Vamos dançar Sussa?

3 • Cantos na Sussa

Página 13

Referente ao canto que se manifesta durante a sussa, podemos observar nas letras das cantigas relações com a vida cotidiana no meio rural , relações com a natureza: chuva, poeira, plantações, animais que vivem no ambiente e ainda temáticas religiosas , invocação a Deus, louvor a natureza... Siqueira(2006) relata que algumas letras são jocosas, apresentam duplo sentido e falam em tom lúdico sobre relações de gênero, como uma sobre a saia que se molhou, a formiga cuja picada dói , ou um papudo cujo papo se molhou na chuva.

Dentre as canções transcritas pelas mulheres kalungas, podemos identificar uma canção para pedir chuva, cantada por Marta que traz a reverencia ao boi, que está inerente tanto no mundo rural sertanejo quanto nas cosmologias banto africanas.

" Chove chuva, hoje!
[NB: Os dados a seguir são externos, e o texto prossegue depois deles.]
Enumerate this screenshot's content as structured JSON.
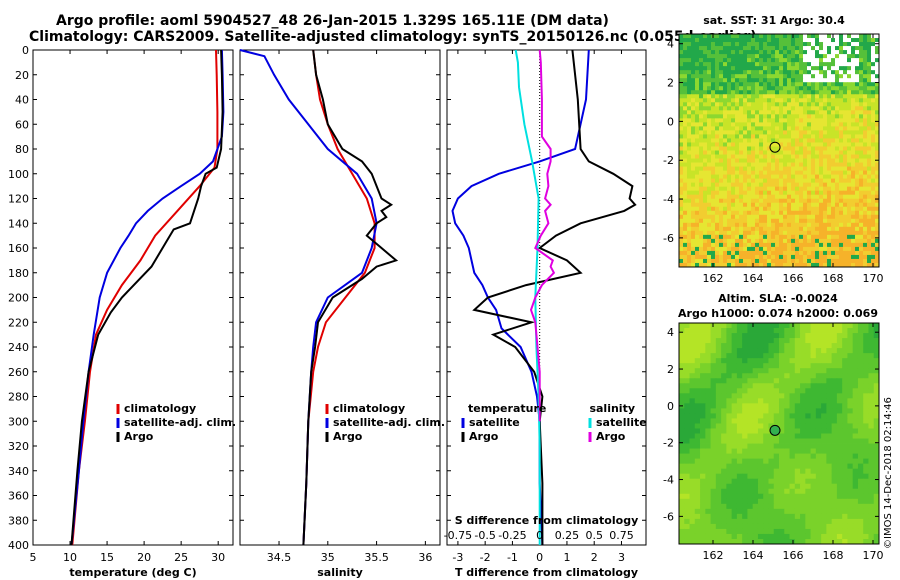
{
  "header": {
    "line1": "Argo profile: aoml 5904527_48 26-Jan-2015 1.329S 165.11E (DM data)",
    "line2": "Climatology: CARS2009. Satellite-adjusted climatology: synTS_20150126.nc (0.055d earlier)"
  },
  "watermark": "©IMOS 14-Dec-2018 02:14:46",
  "colors": {
    "clim": "#e00000",
    "sat": "#0000e0",
    "argo": "#000000",
    "sal_sat": "#00e0e0",
    "sal_argo": "#e000e0"
  },
  "chart_data": [
    {
      "type": "line",
      "name": "temperature",
      "xlabel": "temperature (deg C)",
      "ylabel": "",
      "xlim": [
        5,
        32
      ],
      "ylim": [
        0,
        400
      ],
      "xticks": [
        5,
        10,
        15,
        20,
        25,
        30
      ],
      "yticks": [
        0,
        20,
        40,
        60,
        80,
        100,
        120,
        140,
        160,
        180,
        200,
        220,
        240,
        260,
        280,
        300,
        320,
        340,
        360,
        380,
        400
      ],
      "legend": [
        "climatology",
        "satellite-adj. clim.",
        "Argo"
      ],
      "legend_position": "bottom-right",
      "series": [
        {
          "name": "climatology",
          "depth": [
            0,
            20,
            50,
            80,
            95,
            110,
            130,
            150,
            170,
            190,
            210,
            230,
            260,
            300,
            340,
            400
          ],
          "values": [
            29.7,
            29.8,
            29.9,
            29.9,
            29.5,
            27.5,
            24.5,
            21.5,
            19.5,
            17,
            15,
            13.5,
            12.7,
            12,
            11.2,
            10.3
          ]
        },
        {
          "name": "satellite-adj. clim.",
          "depth": [
            0,
            20,
            50,
            70,
            90,
            100,
            110,
            120,
            130,
            140,
            150,
            160,
            180,
            200,
            230,
            260,
            300,
            340,
            400
          ],
          "values": [
            30.5,
            30.6,
            30.7,
            30.5,
            29.3,
            27.5,
            25,
            22.5,
            20.5,
            18.9,
            17.9,
            16.8,
            15,
            14,
            13.2,
            12.5,
            11.8,
            11.2,
            10.2
          ]
        },
        {
          "name": "Argo",
          "depth": [
            0,
            20,
            50,
            80,
            95,
            100,
            110,
            120,
            140,
            145,
            155,
            175,
            200,
            212,
            230,
            260,
            300,
            340,
            400
          ],
          "values": [
            30.4,
            30.5,
            30.6,
            30.4,
            29.8,
            28.3,
            27.7,
            27.3,
            26.2,
            24,
            23,
            21,
            17,
            15.5,
            13.8,
            12.5,
            11.6,
            11,
            10.2
          ]
        }
      ]
    },
    {
      "type": "line",
      "name": "salinity",
      "xlabel": "salinity",
      "ylabel": "",
      "xlim": [
        34.1,
        36.15
      ],
      "ylim": [
        0,
        400
      ],
      "xticks": [
        34.5,
        35,
        35.5,
        36
      ],
      "legend": [
        "climatology",
        "satellite-adj. clim.",
        "Argo"
      ],
      "legend_position": "bottom-right",
      "series": [
        {
          "name": "climatology",
          "depth": [
            0,
            20,
            40,
            60,
            80,
            100,
            120,
            140,
            160,
            180,
            200,
            220,
            240,
            260,
            300,
            350,
            400
          ],
          "values": [
            34.85,
            34.88,
            34.92,
            35.0,
            35.1,
            35.25,
            35.4,
            35.48,
            35.48,
            35.38,
            35.18,
            34.98,
            34.9,
            34.85,
            34.8,
            34.78,
            34.75
          ]
        },
        {
          "name": "satellite-adj. clim.",
          "depth": [
            0,
            5,
            20,
            40,
            60,
            80,
            100,
            120,
            140,
            160,
            180,
            200,
            220,
            240,
            260,
            300,
            350,
            400
          ],
          "values": [
            34.1,
            34.35,
            34.45,
            34.6,
            34.8,
            35.0,
            35.3,
            35.45,
            35.5,
            35.45,
            35.35,
            35.0,
            34.88,
            34.85,
            34.83,
            34.8,
            34.78,
            34.75
          ]
        },
        {
          "name": "Argo",
          "depth": [
            0,
            20,
            40,
            60,
            80,
            90,
            100,
            110,
            120,
            125,
            130,
            135,
            140,
            150,
            160,
            170,
            175,
            185,
            200,
            220,
            240,
            260,
            300,
            350,
            400
          ],
          "values": [
            34.85,
            34.88,
            34.95,
            35.0,
            35.15,
            35.35,
            35.45,
            35.5,
            35.55,
            35.65,
            35.55,
            35.6,
            35.5,
            35.4,
            35.55,
            35.7,
            35.5,
            35.35,
            35.05,
            34.9,
            34.87,
            34.83,
            34.8,
            34.78,
            34.75
          ]
        }
      ]
    },
    {
      "type": "line",
      "name": "difference",
      "xlabel": "T difference from climatology",
      "x2label": "S difference from climatology",
      "xlim": [
        -3.4,
        3.9
      ],
      "ylim": [
        0,
        400
      ],
      "xticks": [
        -3,
        -2,
        -1,
        0,
        1,
        2,
        3
      ],
      "x2ticks": [
        "-0.75",
        "-0.5",
        "-0.25",
        "0",
        "0.25",
        "0.5",
        "0.75"
      ],
      "legend_left": [
        "temperature",
        "satellite",
        "Argo"
      ],
      "legend_right": [
        "salinity",
        "satellite",
        "Argo"
      ],
      "series": [
        {
          "name": "T satellite",
          "depth": [
            0,
            40,
            80,
            90,
            100,
            110,
            120,
            130,
            140,
            150,
            160,
            170,
            180,
            190,
            200,
            210,
            225,
            240,
            260,
            280,
            300,
            350,
            400
          ],
          "values": [
            1.8,
            1.7,
            1.3,
            0,
            -1.5,
            -2.5,
            -3.0,
            -3.2,
            -3.1,
            -2.8,
            -2.6,
            -2.5,
            -2.4,
            -2.1,
            -1.9,
            -1.6,
            -1.4,
            -0.7,
            -0.3,
            -0.1,
            0,
            0,
            0.1
          ]
        },
        {
          "name": "T Argo",
          "depth": [
            0,
            40,
            80,
            90,
            100,
            110,
            120,
            125,
            130,
            140,
            150,
            160,
            170,
            180,
            190,
            200,
            210,
            220,
            230,
            240,
            260,
            280,
            300,
            350,
            400
          ],
          "values": [
            1.2,
            1.4,
            1.5,
            1.8,
            2.7,
            3.4,
            3.3,
            3.5,
            3.1,
            1.5,
            0.6,
            0,
            1.0,
            1.5,
            -0.5,
            -1.9,
            -2.4,
            -0.3,
            -1.7,
            -0.9,
            -0.2,
            0.1,
            0,
            0.1,
            0.1
          ]
        },
        {
          "name": "S satellite",
          "depth": [
            0,
            10,
            30,
            60,
            90,
            120,
            160,
            200,
            240,
            280,
            320,
            360,
            400
          ],
          "values": [
            -0.22,
            -0.2,
            -0.19,
            -0.14,
            -0.07,
            -0.01,
            -0.02,
            -0.04,
            -0.03,
            -0.01,
            0,
            0,
            0
          ]
        },
        {
          "name": "S Argo",
          "depth": [
            0,
            10,
            40,
            70,
            80,
            90,
            100,
            110,
            120,
            125,
            130,
            140,
            150,
            160,
            170,
            175,
            180,
            190,
            200,
            210,
            220,
            240,
            260,
            280,
            300
          ],
          "values": [
            0,
            0.01,
            0.02,
            0.02,
            0.1,
            0.1,
            0.07,
            0.08,
            0.05,
            0.1,
            0.05,
            0.08,
            0.01,
            -0.04,
            0.12,
            0.1,
            0.13,
            0.02,
            -0.04,
            -0.08,
            -0.04,
            -0.02,
            0,
            0,
            0
          ]
        }
      ]
    },
    {
      "type": "heatmap",
      "name": "satellite SST map",
      "title": "sat. SST: 31 Argo: 30.4",
      "xlim": [
        160.3,
        170.3
      ],
      "ylim": [
        -7.5,
        4.5
      ],
      "xticks": [
        162,
        164,
        166,
        168,
        170
      ],
      "yticks": [
        4,
        2,
        0,
        -2,
        -4,
        -6
      ],
      "marker": [
        165.1,
        -1.33
      ]
    },
    {
      "type": "heatmap",
      "name": "altimetry SLA map",
      "title": "Altim. SLA: -0.0024",
      "subtitle": "Argo h1000: 0.074 h2000: 0.069",
      "xlim": [
        160.3,
        170.3
      ],
      "ylim": [
        -7.5,
        4.5
      ],
      "xticks": [
        162,
        164,
        166,
        168,
        170
      ],
      "yticks": [
        4,
        2,
        0,
        -2,
        -4,
        -6
      ],
      "marker": [
        165.1,
        -1.33
      ]
    }
  ]
}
Pra meu beber! Chove chuva, hoje! Pra meu boi beber. Pra nascer capim morena, pra meu boi comer… boi, boi, boi sinhá, boi boi, boi sinhá…“ (Marta Kalunga)

Já na proposta do grupo de sussa, coordenado por Vanderléia dos Santos Rosa, os cantos da sussa incluem letras de músicas não apenas das tradições kalungas, mas inclui letras de músicas que foram compostas por crianças e adolescentes pertencentes ao grupo Flores e frutos do quilombo kalunga. Vanderléia inclui ainda no grupo músicas que foram aprendidas em grupos de movimentos sociais, como do “movimento sem-terra”, que expressam temas sobre a luta pela terra e ainda temáticas afro-brasileiras, onde se valoriza a cultura e identidade negra, combatendo o racismo e os preconceitos.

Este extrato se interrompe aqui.